Last month, Wesson told reporters that one of the shelter opponents had asked him, “Why don’t you think about your future?”
“I’m not worried about my future,” Wesson said, his voice rising.
“We are fighting for the future of the mother of two that is going to sleep in a doorway or sleep in her car with one eye open … I am fighting to get people off of the street. I am fighting to find me a place in heaven,” he said. “I am not fighting to ensure that I win some future election.”
Leaders of Korean community organizations said the dispute over the shelter remained at a standoff until a few weeks ago, when the United Way of Greater Los Angeles got involved, offering to mediate between opponents and city officials.
“We have relationships in the Korean community and at City Hall,” said Elise Buik, president and CEO of the organization’s L.A. chapter. “We had to get people talking again about a solution.”
Buik said that a “private citizen” had offered up the Kenmore Avenue lots, but that the details had yet to be worked out. The property is owned by a company linked to businessman Stuart Whang, who could not be reached Thursday for comment.
And in reaction to arguments that Koreatown was being unfairly burdened with a broader problem, the council president now plans to evaluate a Western Avenue parking lot outside his Harvard Heights district office as a possible site for a second shelter, and will also assess lots in the southern part of his district for “safe parking” programs to assist vehicle dwellers.
“For me, it seemed to be a fair compromise,” said Steve Kang, director of external affairs for the Koreatown Youth and Community Center. “He’s fulfilling a lot of the demands of the protesters.”
But Chan Yong “Jake” Jeong, an attorney who has helped organize many of the rallies, said the alternative site on Kenmore would do little to appease the protesters.
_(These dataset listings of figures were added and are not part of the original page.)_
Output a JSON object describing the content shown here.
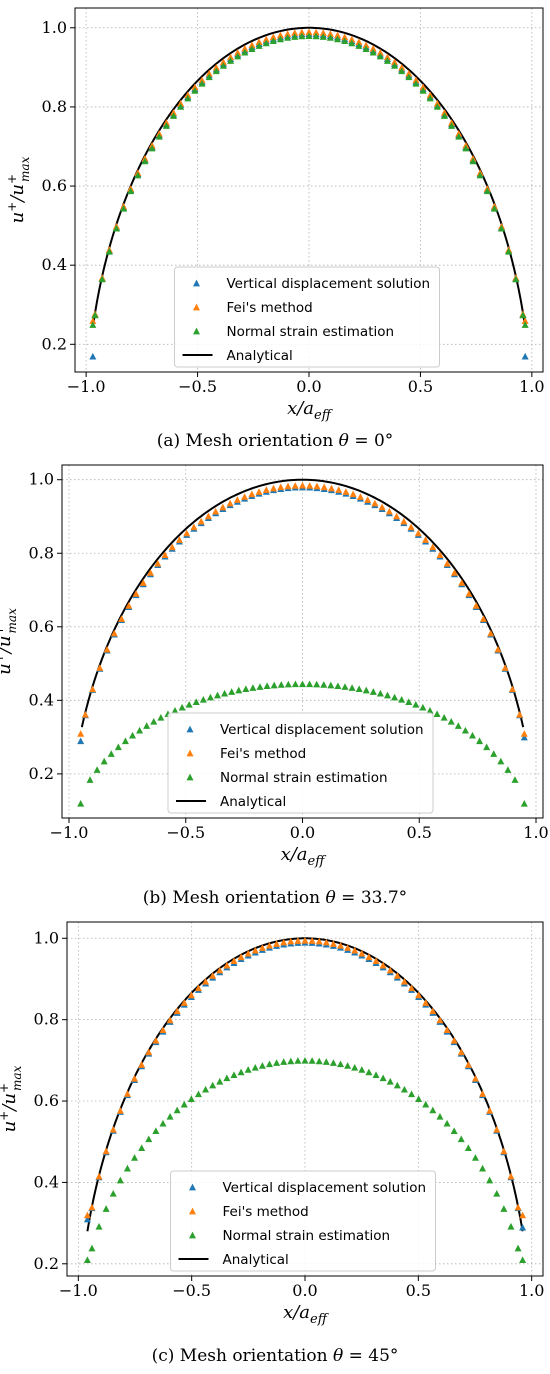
{
  "captions": [
    {
      "prefix": "(a) Mesh orientation ",
      "theta": "θ",
      "value": " = 0°"
    },
    {
      "prefix": "(b) Mesh orientation ",
      "theta": "θ",
      "value": " = 33.7°"
    },
    {
      "prefix": "(c) Mesh orientation ",
      "theta": "θ",
      "value": " = 45°"
    }
  ],
  "colors": {
    "vertical": "#1f77b4",
    "fei": "#ff7f0e",
    "normal": "#2ca02c",
    "analytical": "#000000"
  },
  "chart_data": [
    {
      "type": "scatter",
      "xlabel": "x/a_eff",
      "ylabel": "u+/u+max",
      "xlim": [
        -1.05,
        1.05
      ],
      "ylim": [
        0.13,
        1.05
      ],
      "xticks": [
        "−1.0",
        "−0.5",
        "0.0",
        "0.5",
        "1.0"
      ],
      "xtick_values": [
        -1.0,
        -0.5,
        0.0,
        0.5,
        1.0
      ],
      "yticks": [
        "0.2",
        "0.4",
        "0.6",
        "0.8",
        "1.0"
      ],
      "ytick_values": [
        0.2,
        0.4,
        0.6,
        0.8,
        1.0
      ],
      "grid": true,
      "legend_position": "bottom-center",
      "series": [
        {
          "name": "Vertical displacement solution",
          "model": "scaled",
          "scale": 0.985,
          "xmax": 0.96,
          "endpoints": [
            [
              -0.97,
              0.17
            ],
            [
              0.97,
              0.17
            ]
          ]
        },
        {
          "name": "Fei's method",
          "model": "scaled",
          "scale": 0.99,
          "xmax": 0.96,
          "endpoints": [
            [
              -0.97,
              0.26
            ],
            [
              0.97,
              0.26
            ]
          ]
        },
        {
          "name": "Normal strain estimation",
          "model": "scaled",
          "scale": 0.98,
          "xmax": 0.96,
          "endpoints": [
            [
              -0.97,
              0.25
            ],
            [
              0.97,
              0.25
            ]
          ]
        },
        {
          "name": "Analytical",
          "model": "line",
          "xmax": 0.97
        }
      ]
    },
    {
      "type": "scatter",
      "xlabel": "x/a_eff",
      "ylabel": "u+/u+max",
      "xlim": [
        -1.03,
        1.03
      ],
      "ylim": [
        0.08,
        1.04
      ],
      "xticks": [
        "−1.0",
        "−0.5",
        "0.0",
        "0.5",
        "1.0"
      ],
      "xtick_values": [
        -1.0,
        -0.5,
        0.0,
        0.5,
        1.0
      ],
      "yticks": [
        "0.2",
        "0.4",
        "0.6",
        "0.8",
        "1.0"
      ],
      "ytick_values": [
        0.2,
        0.4,
        0.6,
        0.8,
        1.0
      ],
      "grid": true,
      "legend_position": "bottom-center",
      "series": [
        {
          "name": "Vertical displacement solution",
          "model": "scaled",
          "scale": 0.98,
          "xmax": 0.93,
          "endpoints": [
            [
              -0.95,
              0.29
            ],
            [
              0.95,
              0.3
            ]
          ]
        },
        {
          "name": "Fei's method",
          "model": "scaled",
          "scale": 0.985,
          "xmax": 0.93,
          "endpoints": [
            [
              -0.95,
              0.31
            ],
            [
              0.95,
              0.31
            ]
          ]
        },
        {
          "name": "Normal strain estimation",
          "model": "scaled",
          "scale": 0.445,
          "xmax": 0.91,
          "endpoints": [
            [
              -0.95,
              0.12
            ],
            [
              0.95,
              0.12
            ]
          ]
        },
        {
          "name": "Analytical",
          "model": "line",
          "xmax": 0.945
        }
      ]
    },
    {
      "type": "scatter",
      "xlabel": "x/a_eff",
      "ylabel": "u+/u+max",
      "xlim": [
        -1.05,
        1.05
      ],
      "ylim": [
        0.17,
        1.04
      ],
      "xticks": [
        "−1.0",
        "−0.5",
        "0.0",
        "0.5",
        "1.0"
      ],
      "xtick_values": [
        -1.0,
        -0.5,
        0.0,
        0.5,
        1.0
      ],
      "yticks": [
        "0.2",
        "0.4",
        "0.6",
        "0.8",
        "1.0"
      ],
      "ytick_values": [
        0.2,
        0.4,
        0.6,
        0.8,
        1.0
      ],
      "grid": true,
      "legend_position": "bottom-center",
      "series": [
        {
          "name": "Vertical displacement solution",
          "model": "scaled",
          "scale": 0.99,
          "xmax": 0.94,
          "endpoints": [
            [
              -0.96,
              0.31
            ],
            [
              0.96,
              0.29
            ]
          ]
        },
        {
          "name": "Fei's method",
          "model": "scaled",
          "scale": 0.995,
          "xmax": 0.94,
          "endpoints": [
            [
              -0.96,
              0.32
            ],
            [
              0.96,
              0.32
            ]
          ]
        },
        {
          "name": "Normal strain estimation",
          "model": "scaled",
          "scale": 0.7,
          "xmax": 0.94,
          "endpoints": [
            [
              -0.96,
              0.21
            ],
            [
              0.96,
              0.21
            ]
          ]
        },
        {
          "name": "Analytical",
          "model": "line",
          "xmax": 0.96
        }
      ]
    }
  ]
}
Many of the opponents, who have been primarily organizing through the popular Korean chat app KakaoTalk, also see it as problematic because it is near a school and in a residential area.
“The backlash will be the same,” he said. “This is still being done in a wrong model.”
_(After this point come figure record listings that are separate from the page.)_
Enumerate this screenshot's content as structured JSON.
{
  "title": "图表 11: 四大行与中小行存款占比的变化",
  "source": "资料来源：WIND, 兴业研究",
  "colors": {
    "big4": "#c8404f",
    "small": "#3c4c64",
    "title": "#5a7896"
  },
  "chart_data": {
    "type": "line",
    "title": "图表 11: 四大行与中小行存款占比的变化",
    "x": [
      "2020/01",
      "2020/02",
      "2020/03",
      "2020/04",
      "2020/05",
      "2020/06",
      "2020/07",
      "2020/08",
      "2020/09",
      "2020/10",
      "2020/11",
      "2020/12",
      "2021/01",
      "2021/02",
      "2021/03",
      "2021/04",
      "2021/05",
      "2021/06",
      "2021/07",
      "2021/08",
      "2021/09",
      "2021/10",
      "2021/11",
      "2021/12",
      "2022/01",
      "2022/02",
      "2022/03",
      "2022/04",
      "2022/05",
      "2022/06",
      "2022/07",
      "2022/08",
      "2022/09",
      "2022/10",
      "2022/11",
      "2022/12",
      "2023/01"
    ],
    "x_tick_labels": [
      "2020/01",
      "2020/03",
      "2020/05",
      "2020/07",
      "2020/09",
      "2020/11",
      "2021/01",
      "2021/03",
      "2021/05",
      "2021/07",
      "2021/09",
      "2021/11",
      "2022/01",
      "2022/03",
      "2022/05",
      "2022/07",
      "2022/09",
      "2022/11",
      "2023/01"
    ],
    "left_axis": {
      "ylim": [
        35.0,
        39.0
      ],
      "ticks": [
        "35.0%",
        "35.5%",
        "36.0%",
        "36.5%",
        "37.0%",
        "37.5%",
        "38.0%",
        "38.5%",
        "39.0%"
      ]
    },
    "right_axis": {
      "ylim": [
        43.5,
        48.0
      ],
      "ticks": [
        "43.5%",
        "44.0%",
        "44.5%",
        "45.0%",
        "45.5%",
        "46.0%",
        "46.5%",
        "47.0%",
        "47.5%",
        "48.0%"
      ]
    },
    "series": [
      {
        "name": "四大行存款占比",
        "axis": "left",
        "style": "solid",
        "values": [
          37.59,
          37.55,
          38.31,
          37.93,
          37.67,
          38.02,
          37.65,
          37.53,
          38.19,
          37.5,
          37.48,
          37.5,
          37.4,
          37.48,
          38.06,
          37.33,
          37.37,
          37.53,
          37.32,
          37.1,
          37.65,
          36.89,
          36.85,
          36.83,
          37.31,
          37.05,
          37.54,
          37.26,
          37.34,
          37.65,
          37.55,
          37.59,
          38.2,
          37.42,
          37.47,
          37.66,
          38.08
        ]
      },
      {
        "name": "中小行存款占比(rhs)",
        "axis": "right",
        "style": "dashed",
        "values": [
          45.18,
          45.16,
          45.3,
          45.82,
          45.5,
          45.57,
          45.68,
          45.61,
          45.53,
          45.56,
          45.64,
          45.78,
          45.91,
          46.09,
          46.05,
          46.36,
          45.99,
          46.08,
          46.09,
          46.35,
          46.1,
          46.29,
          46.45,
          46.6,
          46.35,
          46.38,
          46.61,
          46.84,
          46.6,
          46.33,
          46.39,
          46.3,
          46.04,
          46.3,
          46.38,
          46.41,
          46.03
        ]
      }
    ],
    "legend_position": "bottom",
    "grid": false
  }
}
Jeong said his group wants Wesson to follow in the footsteps of Councilman Paul Krekorian, who wants to assess eight different possible sites in his San Fernando Valley district for shelters or other homeless services. If people can debate a larger number of possible sites, Jeong said, they would be more willing to accept whatever is collectively agreed to be the best option.
Grace Yoo, an attorney and community activist who has tried to unseat Wesson in the past, argued that he had not provided detailed data to back up his proposals.
“It just feels like he’s always trying to pull a fast one on Koreatown,” Yoo said.
Wesson also said he would create a commission on Koreatown homelessness to oversee the shelter. That commission would also provide recommendations on how the Vermont Avenue site could be used in the long term, possibly as a location for affordable or supportive housing for seniors.
Buik said she was optimistic that the plan offered “a real path forward.” Johng Ho Song, executive director of the Koreatown Youth and Community Center, said he was confident once a shelter was built, the community would step up to help.
“If there’s a fire, we can’t sit around talking about who caused the fire and not put it out,” Song said. “It’s never perfect, but it’s time to do something.”
5:40 p.m.: This article was updated with reaction and additional reporting.